Brunswick Town Manager John Eldridge said he expects staff will recommend in the spring that the Town Council remove the town’s single-use bag ordinance since the new state law effectively repeals local rules. The move comes following a new state law banning single-use bags passed by the Legislature earlier this year.

The Legislature passed a bill in June implementing a statewide ban on single-use plastic bags at retail establishments. The bill mandates a 5-cent fee on either plastic or paper bags to provide shoppers an incentive to use reusable canvas or cloth bags.

According to the Natural Resources Council of Maine, the new law will preempt and is stronger than any local single-use bag ordinance.

Freeport also has a plastic bag ban in place effecting its two grocery stores and charges a 5-cent fee for paper bags. Freeport Councilor Sarah Tracey said the Freeport Town Council hasn’t yet discussed the new state law.

It’s a question Bath Public Works Director Lee Leiner said Friday that he hasn’t raised yet either.

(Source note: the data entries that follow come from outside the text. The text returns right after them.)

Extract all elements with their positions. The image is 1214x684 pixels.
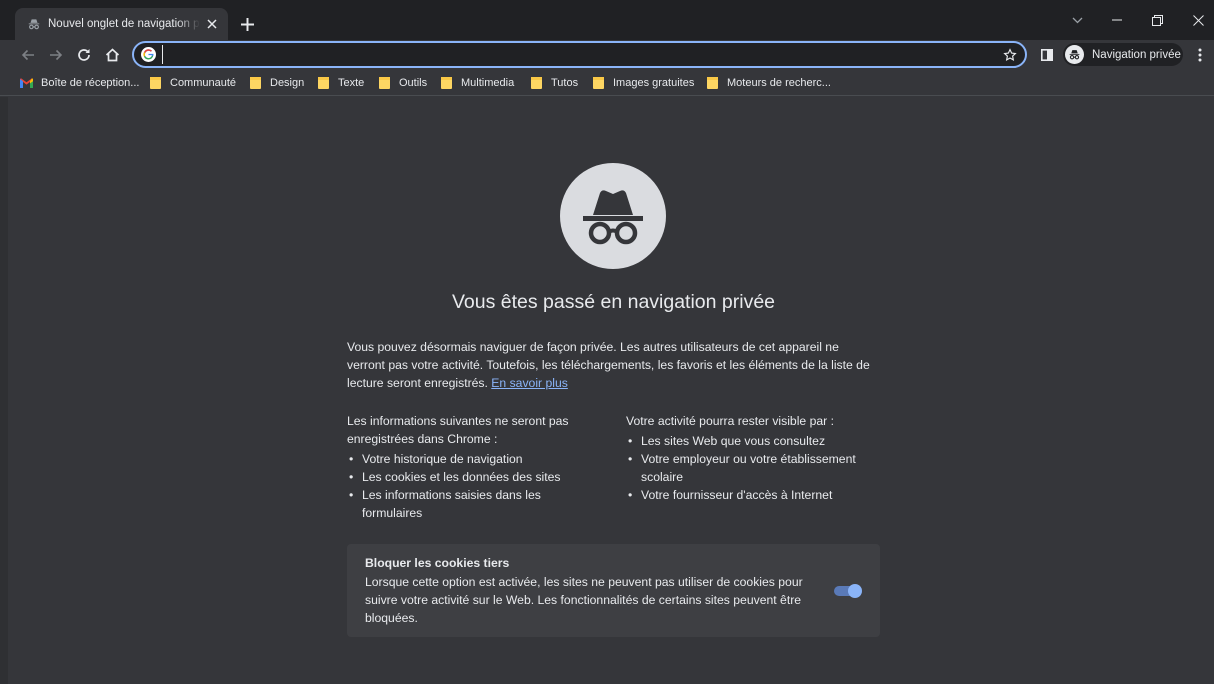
bookmark-label: Images gratuites xyxy=(613,77,695,89)
plus-icon xyxy=(240,17,254,31)
minimize-button[interactable] xyxy=(1107,10,1127,30)
tab-strip: Nouvel onglet de navigation privée xyxy=(0,0,1214,40)
minimize-icon xyxy=(1112,19,1122,21)
bookmark-gmail[interactable]: Boîte de réception... xyxy=(20,75,139,91)
visible-to-title: Votre activité pourra rester visible par… xyxy=(626,414,834,428)
bookmark-folder-communaute[interactable]: Communauté xyxy=(150,75,236,91)
folder-icon xyxy=(707,77,718,89)
page-edge xyxy=(0,97,8,684)
folder-icon xyxy=(593,77,604,89)
cookies-title: Bloquer les cookies tiers xyxy=(365,556,510,570)
folder-icon xyxy=(379,77,390,89)
reload-icon xyxy=(78,49,90,61)
visible-to-section: Votre activité pourra rester visible par… xyxy=(626,412,876,504)
block-cookies-toggle[interactable] xyxy=(834,584,862,598)
bookmark-folder-texte[interactable]: Texte xyxy=(318,75,364,91)
bookmark-label: Design xyxy=(270,77,305,89)
address-bar[interactable] xyxy=(132,41,1027,68)
kebab-menu-icon xyxy=(1198,48,1202,62)
third-party-cookies-card: Bloquer les cookies tiers Lorsque cette … xyxy=(347,544,880,637)
bookmark-label: Tutos xyxy=(551,77,579,89)
incognito-profile-button[interactable]: Navigation privée xyxy=(1063,43,1183,66)
not-saved-section: Les informations suivantes ne seront pas… xyxy=(347,412,597,522)
side-panel-button[interactable] xyxy=(1036,44,1058,66)
list-item: Les cookies et les données des sites xyxy=(347,468,597,486)
google-icon xyxy=(141,47,156,62)
bookmark-label: Moteurs de recherc... xyxy=(727,77,831,89)
folder-icon xyxy=(441,77,452,89)
arrow-left-icon xyxy=(21,49,34,61)
bookmark-star-icon[interactable] xyxy=(1001,46,1018,63)
bookmark-folder-outils[interactable]: Outils xyxy=(379,75,427,91)
not-saved-list: Votre historique de navigation Les cooki… xyxy=(347,450,597,522)
address-input[interactable] xyxy=(162,45,982,64)
tab-title: Nouvel onglet de navigation privée xyxy=(48,18,200,30)
bookmark-folder-multimedia[interactable]: Multimedia xyxy=(441,75,514,91)
close-tab-icon[interactable] xyxy=(204,16,220,32)
page-title: Vous êtes passé en navigation privée xyxy=(451,291,776,313)
bookmarks-bar: Boîte de réception... Communauté Design … xyxy=(0,70,1214,96)
visible-to-list: Les sites Web que vous consultez Votre e… xyxy=(626,432,876,504)
bookmark-folder-design[interactable]: Design xyxy=(250,75,304,91)
back-button[interactable] xyxy=(17,44,39,66)
folder-icon xyxy=(318,77,329,89)
arrow-right-icon xyxy=(50,49,63,61)
side-panel-icon xyxy=(1041,49,1053,61)
browser-window: Nouvel onglet de navigation privée xyxy=(0,0,1214,684)
reload-button[interactable] xyxy=(73,44,95,66)
folder-icon xyxy=(150,77,161,89)
menu-button[interactable] xyxy=(1189,44,1211,66)
tab-incognito-new-tab[interactable]: Nouvel onglet de navigation privée xyxy=(15,8,228,40)
gmail-icon xyxy=(20,78,33,88)
incognito-avatar-icon xyxy=(1065,45,1084,64)
bookmark-label: Communauté xyxy=(170,77,237,89)
bookmark-label: Texte xyxy=(338,77,365,89)
list-item: Votre historique de navigation xyxy=(347,450,597,468)
not-saved-title: Les informations suivantes ne seront pas… xyxy=(347,414,569,446)
chevron-down-icon xyxy=(1072,17,1082,23)
incognito-page: Vous êtes passé en navigation privée Vou… xyxy=(0,97,1214,684)
tab-search-button[interactable] xyxy=(1067,10,1087,30)
incognito-hero-icon xyxy=(560,163,666,269)
restore-icon xyxy=(1151,14,1163,26)
forward-button[interactable] xyxy=(45,44,67,66)
intro-text: Vous pouvez désormais naviguer de façon … xyxy=(347,340,870,390)
home-icon xyxy=(105,48,119,62)
intro-paragraph: Vous pouvez désormais naviguer de façon … xyxy=(347,338,880,392)
list-item: Votre employeur ou votre établissement s… xyxy=(626,450,876,486)
home-button[interactable] xyxy=(101,44,123,66)
bookmark-label: Boîte de réception... xyxy=(41,77,140,89)
close-icon xyxy=(1192,14,1204,26)
list-item: Votre fournisseur d'accès à Internet xyxy=(626,486,876,504)
folder-icon xyxy=(531,77,542,89)
bookmark-folder-images-gratuites[interactable]: Images gratuites xyxy=(593,75,694,91)
incognito-icon xyxy=(26,16,42,32)
profile-label: Navigation privée xyxy=(1092,48,1181,61)
new-tab-button[interactable] xyxy=(236,13,258,35)
bookmark-label: Multimedia xyxy=(461,77,515,89)
learn-more-link[interactable]: En savoir plus xyxy=(491,376,568,390)
list-item: Les informations saisies dans les formul… xyxy=(347,486,597,522)
toolbar: Navigation privée xyxy=(0,40,1214,70)
bookmark-folder-moteurs[interactable]: Moteurs de recherc... xyxy=(707,75,831,91)
bookmark-label: Outils xyxy=(399,77,428,89)
restore-button[interactable] xyxy=(1147,10,1167,30)
close-window-button[interactable] xyxy=(1188,10,1208,30)
folder-icon xyxy=(250,77,261,89)
toggle-knob xyxy=(848,584,862,598)
cookies-description: Lorsque cette option est activée, les si… xyxy=(365,575,803,625)
list-item: Les sites Web que vous consultez xyxy=(626,432,876,450)
bookmark-folder-tutos[interactable]: Tutos xyxy=(531,75,578,91)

Bath banned most single-use plastic bags in April 2018 and charged a 5-cent fee on paper bags. The council nixed the fee altogether in April when it was to increase to 15 cents, following pushback from the business community.

Topsham selectmen will ask voters to repeal a single-use bag ordinance that took effect in 2017. Selectmen unanimously voted last week to put the question on the May 2020 town meeting warrant.

David Douglass, chair of the select board, said last week that the local ordinance is no longer needed.

“The only way for us technically to remove it from our books to prevent confusion 22 years from now when somebody is standing at town meeting wondering why we have this thing, is we have to physically remove it,” he said.

The Topsham bag ordinance implemented a 5-cent fee for single-use paper or plastic bags. All stores must conform to this requirement unless the sale of food items makes up less than 2 percent of the total sales for the store. Restaurants are not subject to this requirement.

The ordinance aimed to help remove plastic bags from the environment and reduce the carbon footprint required to make paper bags. It was brought forward as a citizen initiative by Bring Your Own Bag Topsham, a group of Topsham residents concerned about the environmental danger the bags and polystyrene containers present.

Yvette Meunier was a member of the Bring Your Own Bag Midcoast group that pushed for single-use bag policies in Topsham and Brunswick. The Brunswick Town Council banned single-use plastic bags at stores in 2017. The new state law will trump them.

“I think it’s great,” she said Thursday. “I think it will start making us think deeper into other stewardship (issues). I think it’s going to make us think more about everything we carry out of the grocery store, especially with the change in what we can take to the recycling center.”